The US Presidential election is in full swing with Donald Trump making considerable headway in his bid for the White House. Yet, despite the distance, the outcome has implications closer to home than one might think. Many votes remain uncounted but a Trump victory looks virtually guaranteed at this stage, with many US TV networks calling the election for Trump already and the result will influence your personal finances.

Some economists suggest that a Trump win may lead to lower US GDP and heightened inflation due to his policies on higher import tariffs and restricted immigration. Speaking to i newspaper, Paul Dales from Capital Economics conjectured that the funds rate from the US Federal Reserve would be roughly 0.5 percentage points more than it would under different circumstances.

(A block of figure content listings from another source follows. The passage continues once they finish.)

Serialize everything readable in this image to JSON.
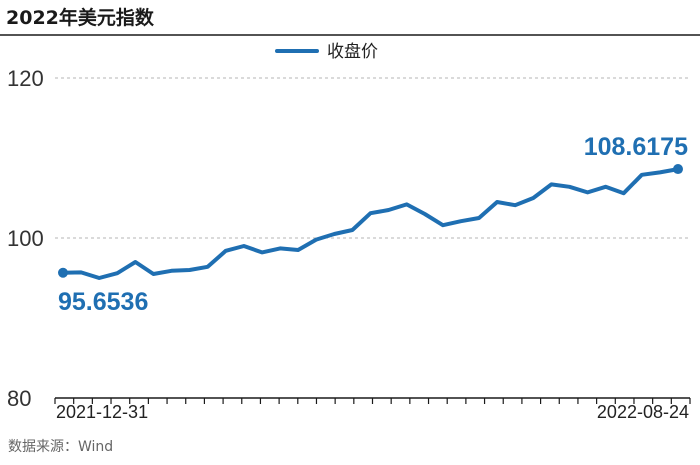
{
  "title": "2022年美元指数",
  "source": "数据来源：Wind",
  "colors": {
    "series": "#1f6fb2",
    "label": "#1f6fb2",
    "grid": "#b5b5b5",
    "rule": "#1a1a1a"
  },
  "chart_data": {
    "type": "line",
    "title": "2022年美元指数",
    "series": [
      {
        "name": "收盘价",
        "values": [
          95.6536,
          95.7,
          95.0,
          95.6,
          97.0,
          95.5,
          95.9,
          96.0,
          96.4,
          98.4,
          99.0,
          98.2,
          98.7,
          98.5,
          99.8,
          100.5,
          101.0,
          103.1,
          103.5,
          104.2,
          103.0,
          101.6,
          102.1,
          102.5,
          104.5,
          104.1,
          105.0,
          106.7,
          106.4,
          105.7,
          106.4,
          105.6,
          107.9,
          108.2,
          108.6175
        ]
      }
    ],
    "x_start_label": "2021-12-31",
    "x_end_label": "2022-08-24",
    "ylim": [
      80,
      120
    ],
    "yticks": [
      "80",
      "100",
      "120"
    ],
    "grid": "horizontal dashed",
    "legend": "top-center",
    "annotations": [
      {
        "label": "95.6536",
        "point": "first"
      },
      {
        "label": "108.6175",
        "point": "last"
      }
    ]
  }
}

He elaborated: "That would put some upward pressure on UK gilt yields and mean mortgage rates for UK households are a bit higher than otherwise. A more inflationary global environment may mean the Bank of England cuts interest rates by less than otherwise." Should the Bank of England opt for fewer rate cuts, mortgage rates could remain elevated for an extended period.

Peel Hunt, an investment bank, has released a report examining the potential impact of the US election on UK stock markets and domestically-based companies. This is significant for many UK residents, whether they own shares directly, through an ISA, or via their pension invested in equities, reports the Mirror . The report also co.